Philosophe Alain

Le site de référence sur le philosophe français Emile Chartier, dit Alain (1868-1951), par l’Association des Amis d’Alain, fondée par ses proches après sa mort.

Le site de référence sur le philosophe français Emile Chartier, dit Alain (1868-1951), par l’Association des Amis d’Alain, fondée par ses proches après sa mort.

Natures crocodiliennes

« La Destinée, disait Voltaire, nous mène et se moque de nous. » Ce mot m’étonne de cet homme-là qui fut si bien lui-même. Le destin extérieur agit par des moyens violents ; il est clair que la pierre ou l’obus écrasera un Descartes aussi bien. Ces forces peuvent nous effacer tous de la terre en un moment. Mais l’événement, qui tue si aisément un homme, n’arrive pas à le changer. J’admire comme les individus vont à leur fin, et comme ils font occasion de tout ; comme un chien, de la poule qu’il mange, fait de la viande de chien et de la graisse de chien, ainsi l’individu digère l’événement. Cette constance à vouloir, qui est propre aux natures fortes, finit toujours par trouver passage, dans le changement de toutes choses, où il y a de tout. Le propre de l’homme fort est de marquer toutes choses de son sceau. Mais cette force est plus commune que l’on ne croit. Tout est vêtement pour l’homme, et les plis suivent la forme et le geste. Une table, un bureau, une chambre, une maison sont promptement rangés ou dérangés selon la main. Les affaires suivent, grandes ou petites ; et nous disons qu’elles sont heureuses ou malheureuses selon un jugement extérieur ; mais l’homme qui les conduit bien ou mal fait toujours son trou selon sa forme, comme le rat. Regardez bien ; il a fait ce qu’il a voulu.

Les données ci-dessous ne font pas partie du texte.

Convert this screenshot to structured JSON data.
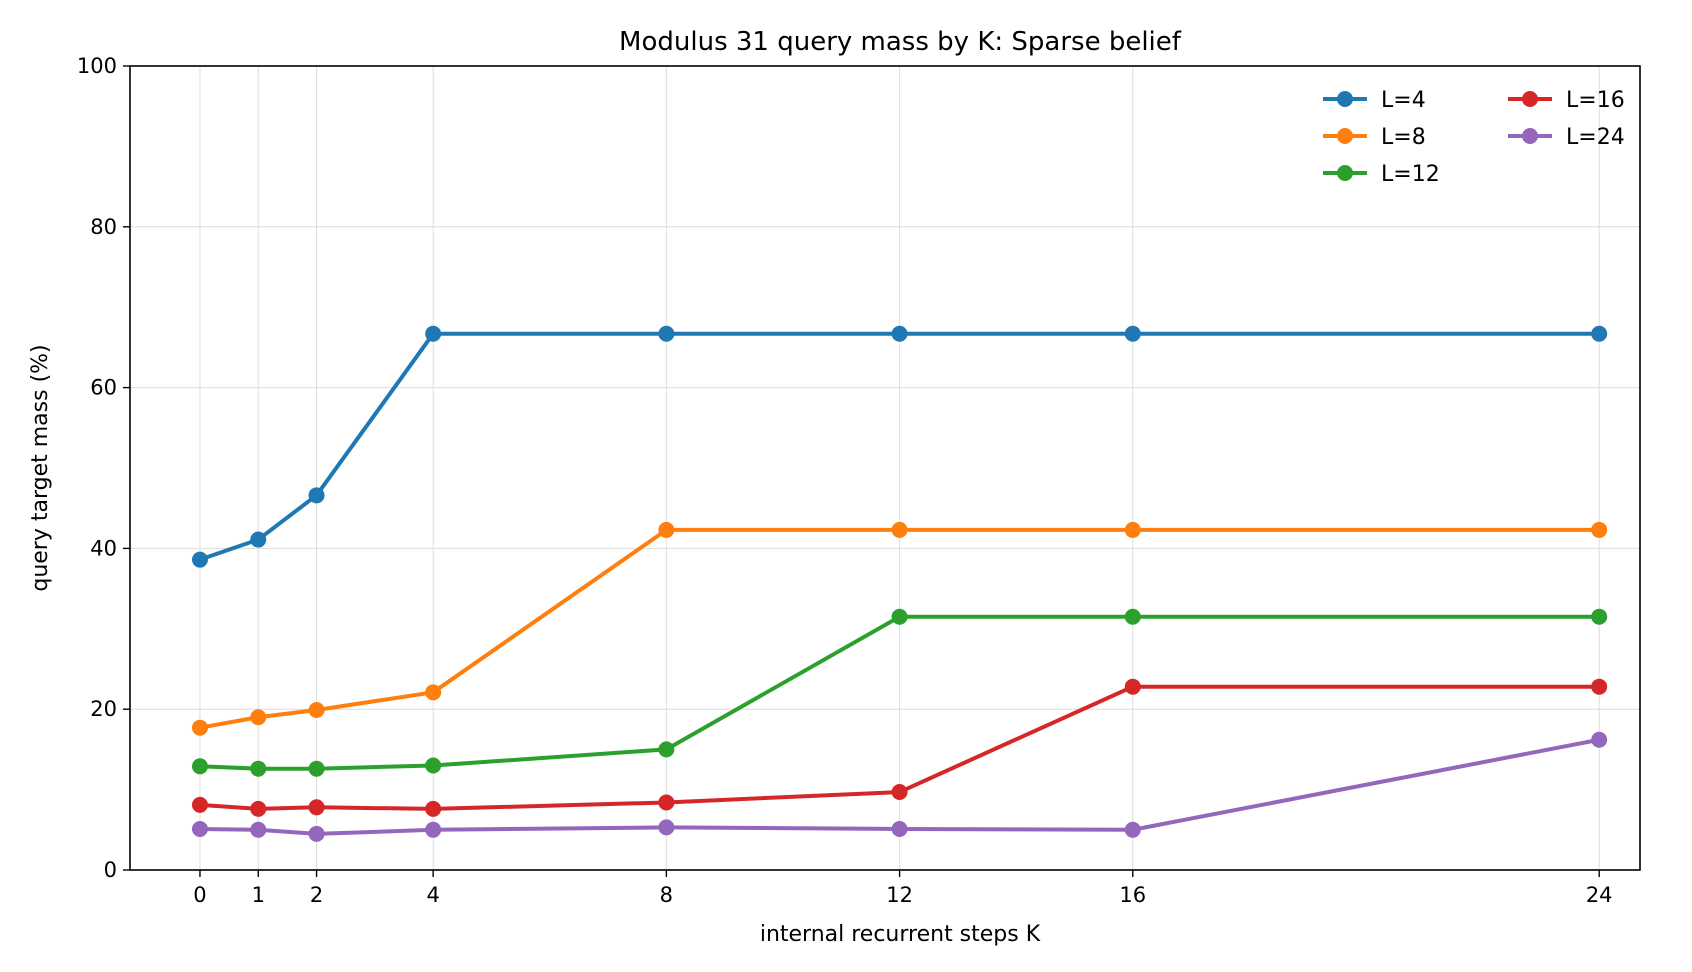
{
  "chart_data": {
    "type": "line",
    "title": "Modulus 31 query mass by K: Sparse belief",
    "xlabel": "internal recurrent steps K",
    "ylabel": "query target mass (%)",
    "x": [
      0,
      1,
      2,
      4,
      8,
      12,
      16,
      24
    ],
    "x_ticks": [
      "0",
      "1",
      "2",
      "4",
      "8",
      "12",
      "16",
      "24"
    ],
    "y_ticks": [
      "0",
      "20",
      "40",
      "60",
      "80",
      "100"
    ],
    "xlim": [
      -1.2,
      24.7
    ],
    "ylim": [
      0,
      100
    ],
    "grid": true,
    "legend_position": "top-right",
    "legend_columns": 2,
    "series": [
      {
        "name": "L=4",
        "color": "#1f77b4",
        "values": [
          38.6,
          41.1,
          46.6,
          66.7,
          66.7,
          66.7,
          66.7,
          66.7
        ]
      },
      {
        "name": "L=8",
        "color": "#ff7f0e",
        "values": [
          17.7,
          19.0,
          19.9,
          22.1,
          42.3,
          42.3,
          42.3,
          42.3
        ]
      },
      {
        "name": "L=12",
        "color": "#2ca02c",
        "values": [
          12.9,
          12.6,
          12.6,
          13.0,
          15.0,
          31.5,
          31.5,
          31.5
        ]
      },
      {
        "name": "L=16",
        "color": "#d62728",
        "values": [
          8.1,
          7.6,
          7.8,
          7.6,
          8.4,
          9.7,
          22.8,
          22.8
        ]
      },
      {
        "name": "L=24",
        "color": "#9467bd",
        "values": [
          5.1,
          5.0,
          4.5,
          5.0,
          5.3,
          5.1,
          5.0,
          16.2
        ]
      }
    ]
  }
}
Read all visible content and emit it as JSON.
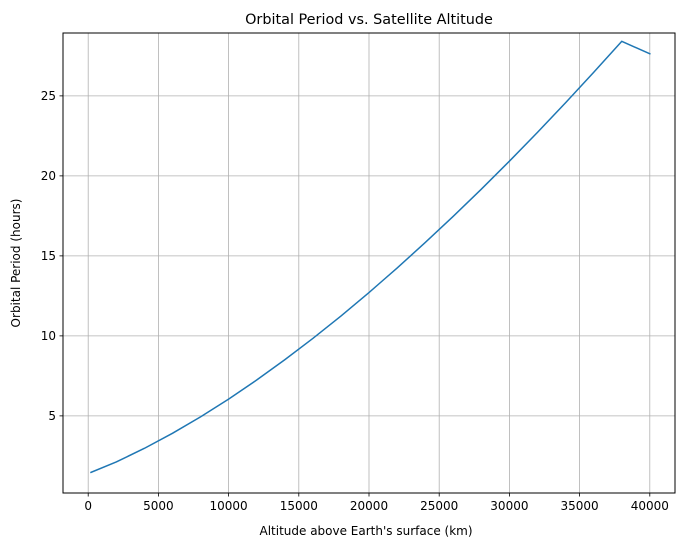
{
  "chart_data": {
    "type": "line",
    "title": "Orbital Period vs. Satellite Altitude",
    "xlabel": "Altitude above Earth's surface (km)",
    "ylabel": "Orbital Period (hours)",
    "xlim": [
      -1795,
      41795
    ],
    "ylim": [
      0.18,
      28.93
    ],
    "xticks": [
      0,
      5000,
      10000,
      15000,
      20000,
      25000,
      30000,
      35000,
      40000
    ],
    "yticks": [
      5,
      10,
      15,
      20,
      25
    ],
    "grid": true,
    "series": [
      {
        "color": "#1f77b4",
        "x": [
          200,
          2000,
          4000,
          6000,
          8000,
          10000,
          12000,
          14000,
          16000,
          18000,
          20000,
          22000,
          24000,
          26000,
          28000,
          30000,
          32000,
          34000,
          36000,
          38000,
          40000
        ],
        "y": [
          1.47,
          2.12,
          2.97,
          3.91,
          4.94,
          6.05,
          7.24,
          8.51,
          9.84,
          11.24,
          12.71,
          14.24,
          15.83,
          17.47,
          19.17,
          20.92,
          22.72,
          24.57,
          26.47,
          28.41,
          27.63
        ]
      }
    ]
  }
}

« Ce que jeunesse désire, vieillesse l’a en abondance. » C’est Goethe qui cite ce proverbe au commencement de ses mémoires. Et Goethe est un brillant exemple de ces natures qui façonnent tout événement selon leur propre formule. Tout homme n’est pas Goethe, il est vrai ; mais tout homme est soi. L’empreinte n’est pas belle, soit ; mais il la laisse partout. Ce qu’il veut n’est pas quelque chose de bien relevé ; mais ce qu’il veut, il l’a. Cet homme, qui n’est point Goethe, aussi ne voulait point l’être. Spinoza, qui a saisi mieux que personne ces natures crocodiliennes, invincibles, dit que l’homme n’a pas besoin de la perfection du cheval. De même aucun homme n’a usage de la perfection de Goethe. Mais le marchand, partout où il est, et aussi bien sur des ruines, le marchand vend et achète, l’escompteur prête, le poète chante, le paresseux dort. Beaucoup de gens se plaignent de n’avoir pas ceci ou cela ; mais la cause en est toujours qu’ils ne l’ont point vraiment désiré. Ce colonel, qui va planter ses choux, aurait bien voulu être général ; mais, si je pouvais chercher dans sa vie, j’apercevrais quelque petite chose qu’il fallait faire, et qu’il n’a point faite, qu’il n’a point voulu faire. Je lui prouverai qu’il ne voulait pas être général.

 

Johann Heinrich Wilhelm Tischbein (1751-1829): Goethe dans la campagne romaine (détail), 1787, Musée Städel, Francfort-sur-le-Main.

Je vois des gens, qui, avec assez de moyens, ne sont arrivés qu’à une maigre et petite place. Mais que voulaient-ils ? Leur franc-parler ? Ils l’ont. Ne point flatter ? Ils n’ont point flatté et ne flattent point. Pouvoir par le jugement, par le conseil, par le refus ? Ils peuvent. Il n’a point d’argent ? Mais n’a-t-il pas toujours méprisé l’argent ? L’argent va à ceux qui l’honorent. Trouvez-moi seulement un homme qui ait voulu s’enrichir et qui ne l’ait point pu. Je dis qui ait voulu. Espérer ce n’est pas vouloir. Le poète espère cent mille francs ; il ne sait de qui ni comment ; il ne fait pas le moindre petit mouvement vers ces cent mille francs ; aussi ne les a-t-il point. Mais il veut faire de beaux vers. Aussi les fait-il. Beaux selon sa nature, comme le crocodile fait ses écailles et l’oiseau ses plumes. On peut appeler aussi destinée cette puissance intérieure qui finit par trouver passage ; mais il n’y a de commun que le nom entre cette vie si bien armée et composée, et cette tuile de hasard qui tua Pyrrhus. Ce que m’exprimait un sage, disant que la prédestination de Calvin ne ressemblait pas mal à la liberté elle-même.